Kondisi tersebut memberikan dampak terhadap kelestarian lingkungan pantai dan kehidupan nelayan tradisional. Dampak lainnya adalah nelayan kecil atau tradisional merasa diabaikan hak-haknya. Karena adanya bangunan-bangunan tersebut disepanjang pantai telah jelas akan menutup akses nelayan kecil atau tradisional terhadap ruang laut. Mereka akan kesulitan mendapatkan tempat untuk merapatkan perahunya. Padahal nelayan tradisional merupakan komunitas terbesar masyarakat pantai yang pada akhirnya akan menjadi komunitas yang paling dirugikan dalam kasus seperti ini.

Banyaknya bangunan-bangunan di sepanjang pantai dan kerusakan lingkungan pantai serta kepentingan nelayan tradisional yang termarjinalkan harus segera mendapat perhatian dan penanganan serius dari pemerintah setempat. Untuk mencegah terjadinya kerusakan pantai lebih jauh diperlukan adanya kawasan sempadan pantai. Daerah yang disebut sebagai sempadan pantai tersebut harus dijadikan daerah konservasi. Dalam ketentuan Perpres No. 51 Tahun 2016, diatur perlindungan sempadan pantai sejauh 100 meter. Peraturan yang telah ada tersebut hendaknya ditaati, ditegakkan, dan ditindaklajuti dengan aturan-aturan pelaksana dibawahnya baik di tingkat pusat maupun Daerah.

Baca Juga :   MUSDA PRIMA DMI KAB. BEKASI : Mewujudkan Kejama’ahan dan Mujahadah Prima Menuju Kabupaten Bekasi yang Religius, Maju, dan Inovatif

Nelayan

Kepanjen dan Semrawutnya Tata Kelola Pemanfaatan Kawasan Sempadan Pantai.

Sempadan pantai dapat difahami sebagai wilayah tempat bertemunya berbagai kepentingan, baik pemerintah, pengusaha maupun masyarakat dalam rangka pemanfaataan wilayah pantai dan sumber daya alam yang terkandung di dalamnya. Dalam kaitan ini, pemanfaatan sumber daya sempadan pantai dan ekosistemnya melalui peraturan perundang-undangan memiliki kedudukan penting dalam upaya memperkecil dan mencegah. Bahkan menghindari terjadinya tumpang-tindih kewenangan dan benturan kepentingan lintas sektoral.

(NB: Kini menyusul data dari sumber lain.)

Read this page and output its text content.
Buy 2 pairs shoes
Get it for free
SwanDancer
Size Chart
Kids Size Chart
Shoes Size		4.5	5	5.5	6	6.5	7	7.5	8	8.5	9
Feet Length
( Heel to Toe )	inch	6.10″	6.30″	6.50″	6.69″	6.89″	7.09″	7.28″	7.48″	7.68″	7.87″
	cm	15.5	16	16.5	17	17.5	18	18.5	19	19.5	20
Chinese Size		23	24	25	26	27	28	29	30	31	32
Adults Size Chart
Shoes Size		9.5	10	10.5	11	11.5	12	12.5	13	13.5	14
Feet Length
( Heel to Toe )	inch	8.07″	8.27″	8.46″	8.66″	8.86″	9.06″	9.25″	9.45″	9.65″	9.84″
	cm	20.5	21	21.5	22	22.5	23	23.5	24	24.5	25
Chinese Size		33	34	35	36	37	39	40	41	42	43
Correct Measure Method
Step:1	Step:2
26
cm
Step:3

Pemanfaatan dan pengelolaan sumber daya kawasan sempadan di Desa Kepanjen selama ini masih belum terkoordinasi dengan baik, terbukti pemanfaatannya masih terkesan serampangan. Merambahnya pelaku industri tambak udang modern yang beroperasi disepanjang sempadan Pantai Kepanjen memberikan dampak kerugian pendapatan ekonomi terhadap masyarakat sekitar. Hal ini tidak lain karena disebabkan belum ditetapkannya peraturan terkait pengelolaan dan pemanfaatan secara rinci, baik dari aspek pariwisata dan budaya, energi dan sumber daya mineral serta kelautan dan perikanan. Sehingga yang paling dirugikan dalam persoalan ini adalah masyarakat sekitar kepanjen yang tumpuan mata pencahariannya berasal dari bertani dan menjadi nelayan.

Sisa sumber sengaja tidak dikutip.